Please see the answer to question 4 above.

Question 6. Do you consider the criteria and their evaluation benchmarks sufficiently clear?

Please see the answer to question 4 above.

Question 7. Do you agree with the need for a solvency and liquidity stress-test and the requirements of the stress-test?

In principle, we agree with the need for solvency and liquidity stress-tests and the requirements of the stress tests.

Question 8. Do you agree with the frequency and time horizon of the solvency and liquidity stress-test? Should there be more differentiation between significant and not-significant issuers? Should the stress testing be more frequent for issuers of asset-referenced tokens referenced to official currencies?

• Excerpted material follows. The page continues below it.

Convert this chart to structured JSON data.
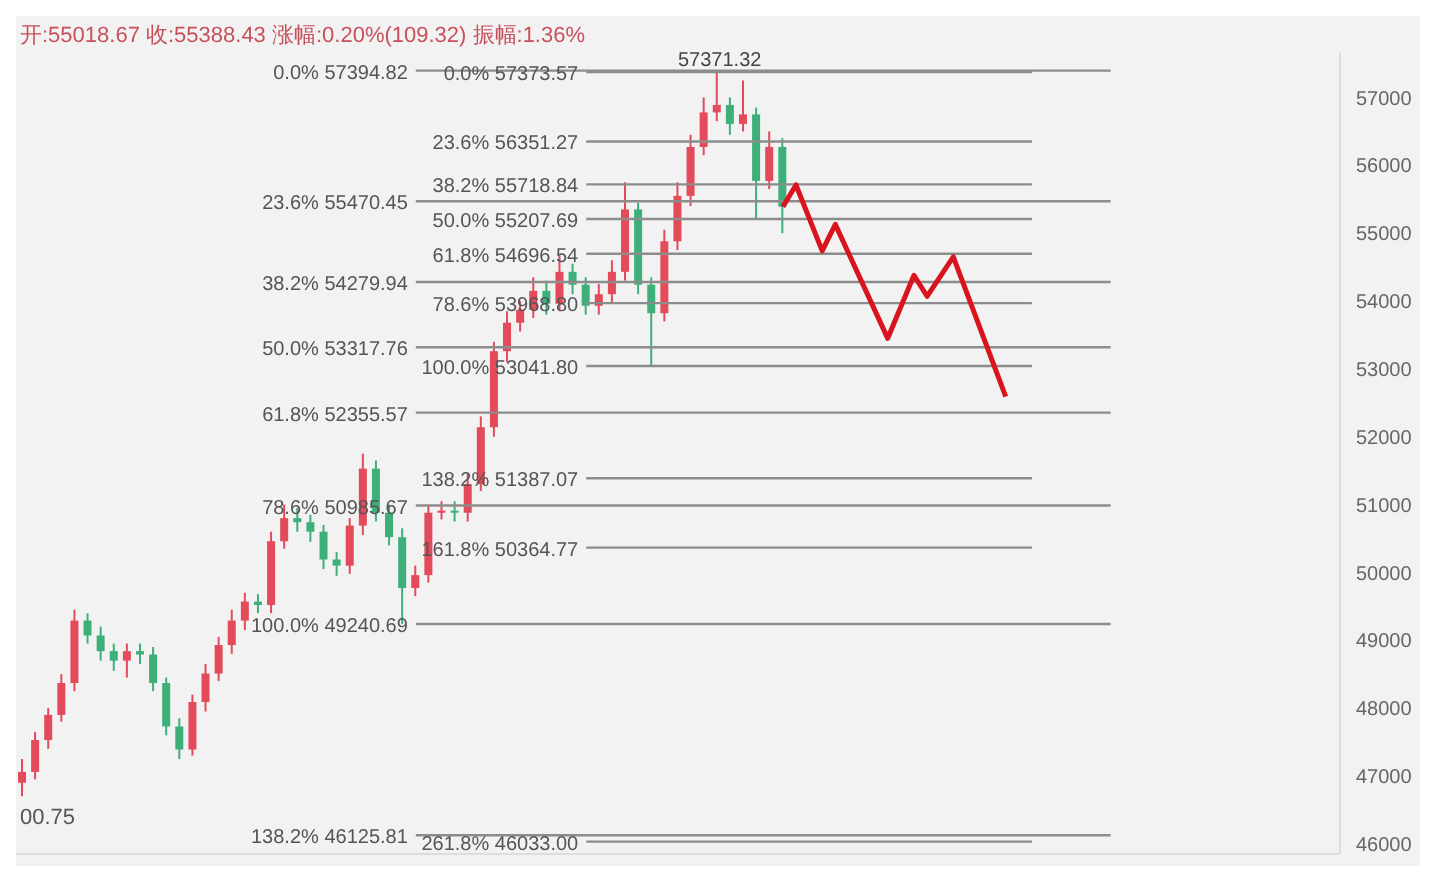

While the minimum frequency for solvency stress test shall be at least quarterly for issuers of significant asset-referenced tokens or significant e-money tokens, the minimum frequency for solvency stress tests with respect to issuers of regular, i.e. non-significant, asset-referenced tokens or e-money tokens is rather unclear, i.e. whether the wording “the frequency shall be, at least, semi-annual for such issuers” applies to those issuers. This should be clarified.

We understand that there are several strict requirements applying for the reserve of assets to cover relevant risks, e.g. legal and operational segregation, very specific liquidity requirements, as well as clear investment restrictions. Therefore, we consider the minimum frequency of liquidity stress test on a monthly basis as not required and too onerous.

Question 9. Should a reverse stress testing requirements/methodology be introduced? Please provide your reasoning.

In our opinion, there is no need to introduce reverse stress testing. As reverse stress tests aim to find exactly those scenarios that cause institutions to default by changing single variables while leaving other variables unchanged, they often lead to results that are highly extreme and rather unrealistic. Therefore, in our opinion the focus should rather be on normal stress testing. However, it is reasonable to implement reserve stress testing for significant issuers on a yearly basis. For non-significant issuers, we do not see justification for such a requirement.

Question 10. Do you have any other comments in relation to the stress-testing part in these RTS?

With respect to Art. 9, we request to provide additional guidance regarding how the different types of risks shall be addressed, specifically if there will be fixed calculation guidelines provided.